Red Crescent Doesn't Expect Fresh Wave of Syrian Refugees into Turkey
TEHRAN (Tasnim) - The Turkish Red Crescent does not expect a fresh wave of Syrian refugees to head for Turkey after the chemical attack in the northwestern province of Idlib earlier this week, the humanitarian organization's head said on Saturday.
Kerem Kinik also told Reuters that a new refugee camp was being prepared in Jarablus, the Syrian border town that Turkey-backed fighters last year took from Daesh.
Turkey is hosting some 3 million Syrian refugees, which Ankara says is the world's largest refugee population. It has also set up refugee camps on the Syrian side of the border, where it is providing aid. Turkish President Tayyip Erdogan has said the West should do more to help Turkey shoulder the humanitarian burden.
"Those who wanted to leave their country have already done so, and others are trying to cling on to life inside," Kinik said in an interview at Turkey's Cilvegozu border gate with Syria, in the southern Hatay province. "At this stage, we are not expecting a new migrant wave. That is not the atmosphere inside."
At least 70 people, including children, were killed in a poison gas attack in rebel-held northwest Syria on Tuesday. Both Washington and Ankara blame the government of Syrian President Bashar Assad. Syria denies it carried out the attack.

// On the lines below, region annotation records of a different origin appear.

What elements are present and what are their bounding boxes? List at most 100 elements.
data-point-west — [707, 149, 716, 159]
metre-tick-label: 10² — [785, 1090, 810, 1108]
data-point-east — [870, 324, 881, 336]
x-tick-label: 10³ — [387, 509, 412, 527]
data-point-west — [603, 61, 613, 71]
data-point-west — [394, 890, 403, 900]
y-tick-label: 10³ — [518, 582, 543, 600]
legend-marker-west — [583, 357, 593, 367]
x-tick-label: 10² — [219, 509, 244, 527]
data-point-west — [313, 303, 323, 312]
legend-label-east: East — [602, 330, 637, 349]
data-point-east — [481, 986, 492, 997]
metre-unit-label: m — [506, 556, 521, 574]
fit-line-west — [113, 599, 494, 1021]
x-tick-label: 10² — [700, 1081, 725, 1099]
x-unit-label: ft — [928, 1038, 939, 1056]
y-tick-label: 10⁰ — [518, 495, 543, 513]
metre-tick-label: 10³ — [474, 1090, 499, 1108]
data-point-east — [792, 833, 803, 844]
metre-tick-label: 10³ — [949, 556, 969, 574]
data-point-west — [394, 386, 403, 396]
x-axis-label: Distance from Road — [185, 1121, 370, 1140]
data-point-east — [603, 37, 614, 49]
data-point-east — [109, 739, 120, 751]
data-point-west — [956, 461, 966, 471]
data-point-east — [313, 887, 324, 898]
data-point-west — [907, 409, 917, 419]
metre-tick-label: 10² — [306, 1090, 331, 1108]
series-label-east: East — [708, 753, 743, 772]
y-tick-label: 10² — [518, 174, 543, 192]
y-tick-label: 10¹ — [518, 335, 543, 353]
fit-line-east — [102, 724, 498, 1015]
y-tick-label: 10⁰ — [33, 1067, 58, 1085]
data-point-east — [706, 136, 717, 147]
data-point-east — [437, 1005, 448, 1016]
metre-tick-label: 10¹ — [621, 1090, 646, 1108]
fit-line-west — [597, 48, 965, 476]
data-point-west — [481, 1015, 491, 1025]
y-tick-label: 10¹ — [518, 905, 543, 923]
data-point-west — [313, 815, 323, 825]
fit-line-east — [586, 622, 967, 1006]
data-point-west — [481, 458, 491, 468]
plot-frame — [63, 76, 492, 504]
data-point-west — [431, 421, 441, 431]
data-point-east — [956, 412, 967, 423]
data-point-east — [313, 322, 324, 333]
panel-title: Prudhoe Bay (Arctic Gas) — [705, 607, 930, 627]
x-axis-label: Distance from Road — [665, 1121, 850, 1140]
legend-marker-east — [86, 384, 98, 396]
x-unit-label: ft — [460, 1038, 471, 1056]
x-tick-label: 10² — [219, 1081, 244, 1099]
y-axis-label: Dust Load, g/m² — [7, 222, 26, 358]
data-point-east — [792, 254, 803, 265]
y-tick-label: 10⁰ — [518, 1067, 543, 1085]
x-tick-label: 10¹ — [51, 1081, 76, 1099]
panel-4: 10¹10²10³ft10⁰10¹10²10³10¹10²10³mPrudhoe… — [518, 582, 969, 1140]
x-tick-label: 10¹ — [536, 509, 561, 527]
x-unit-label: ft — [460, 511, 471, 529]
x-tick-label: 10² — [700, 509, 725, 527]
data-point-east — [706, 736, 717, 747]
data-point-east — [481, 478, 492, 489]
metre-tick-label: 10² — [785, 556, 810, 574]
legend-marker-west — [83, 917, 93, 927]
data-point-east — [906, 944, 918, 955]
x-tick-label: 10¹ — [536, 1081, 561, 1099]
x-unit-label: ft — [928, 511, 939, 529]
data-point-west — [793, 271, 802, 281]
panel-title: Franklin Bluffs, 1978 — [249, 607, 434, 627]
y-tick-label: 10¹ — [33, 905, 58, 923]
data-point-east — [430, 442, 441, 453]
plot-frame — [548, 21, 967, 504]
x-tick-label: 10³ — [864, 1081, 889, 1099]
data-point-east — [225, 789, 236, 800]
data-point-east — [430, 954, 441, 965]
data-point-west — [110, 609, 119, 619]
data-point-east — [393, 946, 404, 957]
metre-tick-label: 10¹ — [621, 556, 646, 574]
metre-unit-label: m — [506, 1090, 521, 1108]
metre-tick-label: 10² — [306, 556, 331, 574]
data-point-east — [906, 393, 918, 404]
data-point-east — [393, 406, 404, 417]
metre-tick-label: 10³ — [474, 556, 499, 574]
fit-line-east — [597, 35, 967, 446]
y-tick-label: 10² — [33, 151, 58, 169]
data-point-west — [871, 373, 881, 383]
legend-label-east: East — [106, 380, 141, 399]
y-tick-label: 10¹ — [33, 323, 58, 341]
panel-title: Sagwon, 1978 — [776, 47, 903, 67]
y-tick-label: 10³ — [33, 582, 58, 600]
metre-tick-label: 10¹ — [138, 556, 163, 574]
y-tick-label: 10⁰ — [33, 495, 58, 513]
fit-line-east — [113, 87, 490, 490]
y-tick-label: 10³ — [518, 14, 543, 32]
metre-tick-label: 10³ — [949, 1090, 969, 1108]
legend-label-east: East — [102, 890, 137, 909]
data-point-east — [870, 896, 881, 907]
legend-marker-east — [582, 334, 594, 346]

The United States on Friday fired cruise missiles at the base from which it said the chemical weapons attack had been launched, a move Erdogan has called a "positive step", but "not enough".
Kinik said convoys were taking tens of thousands of refugees from an area around Homs in western Syria. A camp in Jarablus was being prepared for around 3,500, he said, without saying where the other refugees would be taken.
"We are providing regular humanitarian aid to 5 million people in addition to the 3 million in Turkey. This is mainly in Syria's northern frontier. Our teams are constantly providing help with border support, camps... food and shelter."
The Red Crescent was also supplying 50 medical workers inside Syria with gas masks, filters and other protective equipment so they could treat chemical attack victims without injuring themselves, he said.
The organisation has plans to train rescue workers and others on how to protect themselves in the event of similar attacks in the future. They would then be expected to train civilians, Kinik said.
"There are one million people living in the Idlib countryside. We don't know where such an attack will take place or who will be affected," he said.